Thanks to you all for your feedback ! It’s really interesting to have a look at your experiences. As for our TTC discernment, it’s going its own way, we’ll see where this leads us, but anyway, even if we didn’t decide on TTC right away, there’s no way we would wait till we’re 30 to get at it.
[quote="Em_in_FL, post:2, topic:194902"]
I was married at age 22, and had our first child at age 24 (day after our 2nd anniversary)... and even at my "young and spry" age - it's tough, I'm not gonna lie... but my DH (despite his "advanced age") was really the one that PUSHED me out of my exhaustion to get out and still LIVE regardless of the fact that we're toting a pile of kids along!
So that that extent... no, I don't think age makes a huge difference (since my "older" husband was the one pushing us to GET OUT and still LIVE)... but simply, pure motivation.
Frankly, you just have to DO it! Sometimes it gets complicated and challenging to go on vacation and travel and see the historical sites and museums with a busy brood... but it's certainly not impossible! You just have to have the motivation! :)
It sounds to me like your husband is a lot like mine... who loves to get out and travel and see the world... so, as long as he maintains that proactive motivation into parenthood - it'll work out just fine!
Certainly don't let that be something that will hold you back from having children! After a while, it gets kind of lonely doing all that traveling and such with just 2! ;)
Yes, Em, thanks for your feedback, indeed it seems like both our husbands are quite alike. And indeed motivation is a key factor here, so I did my best to reassure him I was motivated and we would manage.
And I’m sooo with you on the “After a while, it gets kind of lonely doing all that traveling and such with just 2” thing, that’s exactly what hit me after we went back from Compostela: I feel we have had our share of “just the 2 of us doing stuff everyday”, and that it would be great to mix a third party (and then a fourth, a fifth,…) into it. DH still feels perfectly ok with the “just the 2 of us” thing, and didn’t expect me to suddenly feel differently about it, so… let’s see if he comes around.

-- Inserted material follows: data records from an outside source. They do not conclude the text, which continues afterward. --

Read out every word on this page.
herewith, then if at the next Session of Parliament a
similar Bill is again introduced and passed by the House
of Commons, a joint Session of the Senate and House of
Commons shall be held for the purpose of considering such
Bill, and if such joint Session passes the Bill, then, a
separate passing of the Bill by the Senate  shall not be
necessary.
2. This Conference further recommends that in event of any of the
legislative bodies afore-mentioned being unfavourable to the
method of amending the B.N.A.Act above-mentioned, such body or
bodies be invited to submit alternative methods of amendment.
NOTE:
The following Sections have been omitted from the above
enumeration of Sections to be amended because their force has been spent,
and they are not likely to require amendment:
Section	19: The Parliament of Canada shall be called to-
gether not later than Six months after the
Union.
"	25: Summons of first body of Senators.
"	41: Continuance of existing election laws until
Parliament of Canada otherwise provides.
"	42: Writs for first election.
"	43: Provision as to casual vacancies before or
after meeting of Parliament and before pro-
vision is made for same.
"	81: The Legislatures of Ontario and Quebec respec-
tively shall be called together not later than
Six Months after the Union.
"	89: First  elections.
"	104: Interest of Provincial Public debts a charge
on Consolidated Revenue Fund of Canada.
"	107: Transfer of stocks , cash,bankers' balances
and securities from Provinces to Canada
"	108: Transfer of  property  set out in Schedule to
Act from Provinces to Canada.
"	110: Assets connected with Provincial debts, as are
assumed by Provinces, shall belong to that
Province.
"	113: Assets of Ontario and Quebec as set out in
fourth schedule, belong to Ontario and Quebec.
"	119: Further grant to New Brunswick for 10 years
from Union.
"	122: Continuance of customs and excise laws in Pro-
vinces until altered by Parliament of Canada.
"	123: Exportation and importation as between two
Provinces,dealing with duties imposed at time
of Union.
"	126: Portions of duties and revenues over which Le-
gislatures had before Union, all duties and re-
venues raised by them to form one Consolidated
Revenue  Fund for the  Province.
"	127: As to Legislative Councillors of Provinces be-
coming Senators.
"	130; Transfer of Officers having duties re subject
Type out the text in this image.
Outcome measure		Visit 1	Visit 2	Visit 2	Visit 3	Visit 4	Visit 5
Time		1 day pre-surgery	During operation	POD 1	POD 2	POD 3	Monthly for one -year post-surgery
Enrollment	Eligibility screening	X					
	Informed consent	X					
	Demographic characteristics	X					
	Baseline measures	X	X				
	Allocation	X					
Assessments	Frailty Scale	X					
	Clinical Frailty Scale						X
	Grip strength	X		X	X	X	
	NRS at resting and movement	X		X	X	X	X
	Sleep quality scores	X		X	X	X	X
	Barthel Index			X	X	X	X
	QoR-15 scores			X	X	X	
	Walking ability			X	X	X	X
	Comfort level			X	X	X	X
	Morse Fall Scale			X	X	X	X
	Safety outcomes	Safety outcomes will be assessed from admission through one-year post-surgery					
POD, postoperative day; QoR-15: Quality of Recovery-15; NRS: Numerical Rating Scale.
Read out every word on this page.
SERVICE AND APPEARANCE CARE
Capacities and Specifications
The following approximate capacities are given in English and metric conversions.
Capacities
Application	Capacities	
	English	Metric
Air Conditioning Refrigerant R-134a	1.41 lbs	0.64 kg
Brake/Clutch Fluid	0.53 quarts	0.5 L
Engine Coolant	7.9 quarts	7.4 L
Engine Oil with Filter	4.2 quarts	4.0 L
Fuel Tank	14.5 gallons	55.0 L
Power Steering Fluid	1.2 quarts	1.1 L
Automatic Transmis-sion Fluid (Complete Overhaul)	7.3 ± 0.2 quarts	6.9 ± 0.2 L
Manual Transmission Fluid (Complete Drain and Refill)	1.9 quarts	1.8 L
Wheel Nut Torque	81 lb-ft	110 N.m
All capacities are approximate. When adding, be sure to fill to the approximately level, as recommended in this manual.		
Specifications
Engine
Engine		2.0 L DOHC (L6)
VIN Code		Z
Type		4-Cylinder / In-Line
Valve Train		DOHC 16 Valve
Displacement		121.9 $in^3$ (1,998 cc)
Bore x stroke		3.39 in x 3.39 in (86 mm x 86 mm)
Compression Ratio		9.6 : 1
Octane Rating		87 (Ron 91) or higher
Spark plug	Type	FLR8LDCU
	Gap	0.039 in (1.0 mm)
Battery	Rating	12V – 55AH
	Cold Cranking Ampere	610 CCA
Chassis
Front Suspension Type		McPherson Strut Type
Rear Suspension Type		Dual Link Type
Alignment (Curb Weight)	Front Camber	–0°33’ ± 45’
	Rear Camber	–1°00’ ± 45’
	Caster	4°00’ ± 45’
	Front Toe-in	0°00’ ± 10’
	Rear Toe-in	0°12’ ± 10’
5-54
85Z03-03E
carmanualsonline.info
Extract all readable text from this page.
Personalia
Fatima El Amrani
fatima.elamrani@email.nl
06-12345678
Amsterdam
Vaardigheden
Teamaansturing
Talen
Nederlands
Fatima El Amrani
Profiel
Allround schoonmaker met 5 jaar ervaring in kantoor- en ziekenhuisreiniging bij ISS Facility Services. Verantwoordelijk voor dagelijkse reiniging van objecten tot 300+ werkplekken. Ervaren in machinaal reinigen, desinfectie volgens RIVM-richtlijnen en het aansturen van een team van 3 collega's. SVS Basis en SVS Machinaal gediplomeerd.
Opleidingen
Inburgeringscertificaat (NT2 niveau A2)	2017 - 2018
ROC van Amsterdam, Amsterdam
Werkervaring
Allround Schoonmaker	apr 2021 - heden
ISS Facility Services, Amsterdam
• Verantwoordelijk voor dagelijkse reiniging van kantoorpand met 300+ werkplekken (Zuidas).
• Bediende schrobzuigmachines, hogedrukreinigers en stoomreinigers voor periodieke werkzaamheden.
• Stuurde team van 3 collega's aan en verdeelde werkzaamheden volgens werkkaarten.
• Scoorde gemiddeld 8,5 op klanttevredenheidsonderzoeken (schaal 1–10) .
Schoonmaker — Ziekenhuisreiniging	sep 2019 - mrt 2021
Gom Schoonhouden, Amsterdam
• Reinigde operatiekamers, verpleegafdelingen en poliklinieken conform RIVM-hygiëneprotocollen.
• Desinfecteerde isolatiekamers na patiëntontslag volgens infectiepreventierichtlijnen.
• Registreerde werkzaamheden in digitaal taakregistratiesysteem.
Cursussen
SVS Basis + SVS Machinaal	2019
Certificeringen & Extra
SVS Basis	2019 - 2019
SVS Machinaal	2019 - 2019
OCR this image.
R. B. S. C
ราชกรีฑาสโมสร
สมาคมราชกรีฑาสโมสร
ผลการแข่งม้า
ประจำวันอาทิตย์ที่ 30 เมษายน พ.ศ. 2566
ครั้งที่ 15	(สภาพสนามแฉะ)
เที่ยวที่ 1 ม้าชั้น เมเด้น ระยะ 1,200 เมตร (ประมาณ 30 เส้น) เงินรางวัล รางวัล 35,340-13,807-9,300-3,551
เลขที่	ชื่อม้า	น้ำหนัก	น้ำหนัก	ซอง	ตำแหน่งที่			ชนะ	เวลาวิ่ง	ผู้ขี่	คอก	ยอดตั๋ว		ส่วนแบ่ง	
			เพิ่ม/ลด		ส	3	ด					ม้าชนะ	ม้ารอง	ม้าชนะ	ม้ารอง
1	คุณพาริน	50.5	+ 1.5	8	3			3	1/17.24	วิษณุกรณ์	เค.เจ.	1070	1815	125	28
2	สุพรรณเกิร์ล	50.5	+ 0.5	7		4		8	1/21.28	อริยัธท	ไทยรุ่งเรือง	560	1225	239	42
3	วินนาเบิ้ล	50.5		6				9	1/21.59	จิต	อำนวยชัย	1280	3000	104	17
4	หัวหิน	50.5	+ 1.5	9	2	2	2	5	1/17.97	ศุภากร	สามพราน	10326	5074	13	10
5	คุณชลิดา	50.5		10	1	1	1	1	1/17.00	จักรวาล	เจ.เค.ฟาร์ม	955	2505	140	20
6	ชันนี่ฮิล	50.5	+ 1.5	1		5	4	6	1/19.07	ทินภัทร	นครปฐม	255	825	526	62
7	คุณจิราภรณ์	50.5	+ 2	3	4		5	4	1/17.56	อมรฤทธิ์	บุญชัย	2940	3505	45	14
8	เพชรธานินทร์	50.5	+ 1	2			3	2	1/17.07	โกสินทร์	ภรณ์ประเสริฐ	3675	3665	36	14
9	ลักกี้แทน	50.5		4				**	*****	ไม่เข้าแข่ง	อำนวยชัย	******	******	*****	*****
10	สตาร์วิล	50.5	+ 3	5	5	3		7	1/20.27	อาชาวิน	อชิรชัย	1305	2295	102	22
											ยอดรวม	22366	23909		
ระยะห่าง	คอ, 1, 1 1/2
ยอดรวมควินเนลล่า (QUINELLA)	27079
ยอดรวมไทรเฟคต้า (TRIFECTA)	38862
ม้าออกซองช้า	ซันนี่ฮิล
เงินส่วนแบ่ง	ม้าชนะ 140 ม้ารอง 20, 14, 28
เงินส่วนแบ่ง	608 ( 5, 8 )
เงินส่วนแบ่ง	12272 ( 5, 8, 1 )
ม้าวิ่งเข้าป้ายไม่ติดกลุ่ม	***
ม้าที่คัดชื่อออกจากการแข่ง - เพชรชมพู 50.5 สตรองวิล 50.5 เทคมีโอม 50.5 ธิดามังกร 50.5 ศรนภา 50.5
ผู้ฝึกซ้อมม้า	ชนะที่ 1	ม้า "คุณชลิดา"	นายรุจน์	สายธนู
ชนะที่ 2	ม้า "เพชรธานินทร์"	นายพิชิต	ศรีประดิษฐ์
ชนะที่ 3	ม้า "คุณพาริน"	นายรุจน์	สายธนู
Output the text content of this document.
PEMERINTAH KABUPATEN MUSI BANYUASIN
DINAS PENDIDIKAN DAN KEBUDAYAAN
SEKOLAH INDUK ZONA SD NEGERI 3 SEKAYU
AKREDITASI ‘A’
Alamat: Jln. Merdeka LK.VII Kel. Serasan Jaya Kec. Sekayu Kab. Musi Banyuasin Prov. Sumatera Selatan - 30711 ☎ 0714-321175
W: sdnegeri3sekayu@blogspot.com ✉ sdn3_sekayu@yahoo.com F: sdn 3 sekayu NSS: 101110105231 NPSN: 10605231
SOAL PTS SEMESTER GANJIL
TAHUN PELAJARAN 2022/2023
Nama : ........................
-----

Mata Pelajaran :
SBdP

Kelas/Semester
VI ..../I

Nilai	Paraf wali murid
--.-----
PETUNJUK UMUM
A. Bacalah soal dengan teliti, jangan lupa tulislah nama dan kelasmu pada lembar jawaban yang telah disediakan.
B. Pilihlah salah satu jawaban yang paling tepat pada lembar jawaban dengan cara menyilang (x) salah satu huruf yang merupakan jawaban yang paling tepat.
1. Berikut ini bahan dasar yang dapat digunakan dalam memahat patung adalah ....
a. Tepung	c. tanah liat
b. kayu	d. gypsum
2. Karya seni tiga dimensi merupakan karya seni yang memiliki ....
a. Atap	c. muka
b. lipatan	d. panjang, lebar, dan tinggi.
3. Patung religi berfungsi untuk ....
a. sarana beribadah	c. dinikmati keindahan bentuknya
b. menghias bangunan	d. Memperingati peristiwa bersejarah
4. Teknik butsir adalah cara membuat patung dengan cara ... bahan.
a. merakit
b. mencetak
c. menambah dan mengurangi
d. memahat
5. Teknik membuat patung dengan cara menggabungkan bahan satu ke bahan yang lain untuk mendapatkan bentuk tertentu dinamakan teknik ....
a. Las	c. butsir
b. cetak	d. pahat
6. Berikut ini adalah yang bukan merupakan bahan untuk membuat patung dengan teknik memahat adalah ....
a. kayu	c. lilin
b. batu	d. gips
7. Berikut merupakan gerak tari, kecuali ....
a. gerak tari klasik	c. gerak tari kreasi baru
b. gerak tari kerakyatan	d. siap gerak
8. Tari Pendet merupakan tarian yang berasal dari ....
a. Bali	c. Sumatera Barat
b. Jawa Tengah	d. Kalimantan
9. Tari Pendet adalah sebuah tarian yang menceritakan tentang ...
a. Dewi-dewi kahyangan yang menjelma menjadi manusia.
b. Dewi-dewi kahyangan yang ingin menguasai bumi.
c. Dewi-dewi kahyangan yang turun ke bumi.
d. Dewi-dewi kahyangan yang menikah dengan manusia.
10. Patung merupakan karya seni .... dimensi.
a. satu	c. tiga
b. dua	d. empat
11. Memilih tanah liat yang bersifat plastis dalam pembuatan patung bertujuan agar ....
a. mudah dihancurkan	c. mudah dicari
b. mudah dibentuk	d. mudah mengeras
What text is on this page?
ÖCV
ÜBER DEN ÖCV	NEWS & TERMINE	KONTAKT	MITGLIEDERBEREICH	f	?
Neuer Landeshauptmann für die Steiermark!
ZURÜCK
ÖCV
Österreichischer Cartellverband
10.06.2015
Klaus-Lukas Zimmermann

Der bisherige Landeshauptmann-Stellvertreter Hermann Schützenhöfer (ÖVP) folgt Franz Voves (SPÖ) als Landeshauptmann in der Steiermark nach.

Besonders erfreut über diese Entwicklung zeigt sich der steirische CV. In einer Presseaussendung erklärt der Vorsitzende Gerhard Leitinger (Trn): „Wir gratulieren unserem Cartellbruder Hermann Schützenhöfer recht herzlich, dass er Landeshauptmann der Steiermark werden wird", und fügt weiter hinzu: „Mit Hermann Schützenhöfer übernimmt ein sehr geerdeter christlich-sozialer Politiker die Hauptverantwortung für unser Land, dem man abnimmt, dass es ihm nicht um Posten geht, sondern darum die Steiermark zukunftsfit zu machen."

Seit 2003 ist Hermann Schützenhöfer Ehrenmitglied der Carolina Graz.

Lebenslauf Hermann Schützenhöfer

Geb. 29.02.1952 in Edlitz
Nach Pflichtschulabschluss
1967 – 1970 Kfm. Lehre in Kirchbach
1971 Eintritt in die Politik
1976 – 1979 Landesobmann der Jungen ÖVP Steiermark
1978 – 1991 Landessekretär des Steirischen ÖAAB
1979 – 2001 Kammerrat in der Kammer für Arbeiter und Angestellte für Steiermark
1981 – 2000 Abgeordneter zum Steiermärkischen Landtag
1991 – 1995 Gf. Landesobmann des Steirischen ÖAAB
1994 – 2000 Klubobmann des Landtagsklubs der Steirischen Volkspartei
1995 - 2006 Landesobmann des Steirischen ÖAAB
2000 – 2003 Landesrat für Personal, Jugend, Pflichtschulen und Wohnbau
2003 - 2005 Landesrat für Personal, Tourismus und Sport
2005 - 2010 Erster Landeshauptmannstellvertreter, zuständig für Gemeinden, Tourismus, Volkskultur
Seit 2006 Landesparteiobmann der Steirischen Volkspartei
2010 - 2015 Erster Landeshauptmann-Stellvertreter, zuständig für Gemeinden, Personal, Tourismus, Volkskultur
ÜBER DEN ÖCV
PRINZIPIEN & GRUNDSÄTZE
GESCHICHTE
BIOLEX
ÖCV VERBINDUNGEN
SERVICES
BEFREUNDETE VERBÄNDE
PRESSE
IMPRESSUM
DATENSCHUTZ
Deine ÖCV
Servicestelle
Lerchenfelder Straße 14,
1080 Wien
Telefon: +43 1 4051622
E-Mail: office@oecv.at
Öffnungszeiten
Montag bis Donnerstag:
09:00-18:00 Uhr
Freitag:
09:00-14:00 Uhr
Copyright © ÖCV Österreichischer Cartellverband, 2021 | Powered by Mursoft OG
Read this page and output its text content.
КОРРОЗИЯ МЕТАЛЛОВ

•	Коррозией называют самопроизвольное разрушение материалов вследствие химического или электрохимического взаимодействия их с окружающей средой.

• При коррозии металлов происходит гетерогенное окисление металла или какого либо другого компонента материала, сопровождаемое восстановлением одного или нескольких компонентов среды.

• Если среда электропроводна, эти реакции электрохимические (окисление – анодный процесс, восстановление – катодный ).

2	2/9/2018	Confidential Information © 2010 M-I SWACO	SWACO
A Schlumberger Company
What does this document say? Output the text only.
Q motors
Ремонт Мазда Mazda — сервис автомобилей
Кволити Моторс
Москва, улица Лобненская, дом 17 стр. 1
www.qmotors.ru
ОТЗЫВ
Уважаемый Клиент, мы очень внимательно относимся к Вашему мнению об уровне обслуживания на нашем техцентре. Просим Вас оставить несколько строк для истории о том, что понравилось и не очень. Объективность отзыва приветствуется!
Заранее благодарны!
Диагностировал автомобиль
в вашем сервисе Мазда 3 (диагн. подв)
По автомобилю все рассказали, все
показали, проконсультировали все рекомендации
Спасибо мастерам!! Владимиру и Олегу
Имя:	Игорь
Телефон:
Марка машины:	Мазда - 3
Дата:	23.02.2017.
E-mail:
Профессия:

[quote="puzzleannie, post:3, topic:194902"]
let me introduce you to the fascinating world of babysitters. how many parents do you know, actually? surely all of them cannot be tied at home 24/7 and utterly devoid of any cultural life and have not ceased conjugal relations entirely.
I’m totally with you on that !!! I know some people can’t separate from their children, but I / We already agree that we won’t refrain from using babysitters. I don’t have any problem with that since I was one, yearlong, myself.
But well, babysitters can only do so much: there are no use if we want to go travelling around, and I would much rather just take the baby with us for our routine Sunday-afternoon 2 hours in the Louvre.
[quote="MamaJewel, post:9, topic:194902"]
Culture is important to us too. While we go out as a couple, we also enjoy taking the children to age appropriate events at the theater, museum, etc So we get our fill there.
Like with anything in life, there has to be balance. If we are creative as parents, we have a lot of fun. Children don't have to be a prison sentence.
Yeah, I’m totally with you on that. DH definitely wants to share culture with our kids, too ! And I’m in the process of persuading him having the first one now won’t be a prison sentence.
[quote="smallcat, post:10, topic:194902"]
Reliable babysitters, grandparents, mother's helpers- all are key. I've had kids in my mid-twenties through the present (pushing 40) and can honestly say I don't have any less energy now than I did then. If anything, I'm more laid back and flexible about things because I don't fret about all the details like I did when I was a new mom. For example, I used to really stress about the baby having a bad night of sleep: is this the start of a pattern? will she do it every night? is it because we spent too long at the park this afternoon? what will her naps be like now? what if I get pregnant soon and she's still waking up every hour and I'm so exhausted I go into preterm labor? Now I realize everything's mutable, life is short, and I'm more likely to roll with it.
Yes, you’re right. Babysitters, definitely. Grandparents, probably less in our everyday life since they’re living several hours away from us (and we don’t plan on moving nearer to them. I stick by my mother’s motto : “the best for a healthy relationship with in-laws are 500 km between you and them”). I have no idea what we can expect from DH’s parents (his mother was not very maternal to her own kids, so no idea whether or not she will be happy to look after her grandchildren), but my mother has already stated she would enable my siblings and I to endow them with our children one whole week every year so that we’d be able to simply get away (as I’ve got 6 siblings, this means that ultimately my parents will have 7 full weeks of taking care of little children a year)
As to the laid back issue, well, of course I know this may very well change once I will be confronted to the situation for real, but I think I won’t be the anxious-type of mother. I’m not anxious at all in my everyday life, and I’ve got sufficient experience as a babysitter with children of all ages at the same time (used to care for a family of 7 in my last high school / first university year).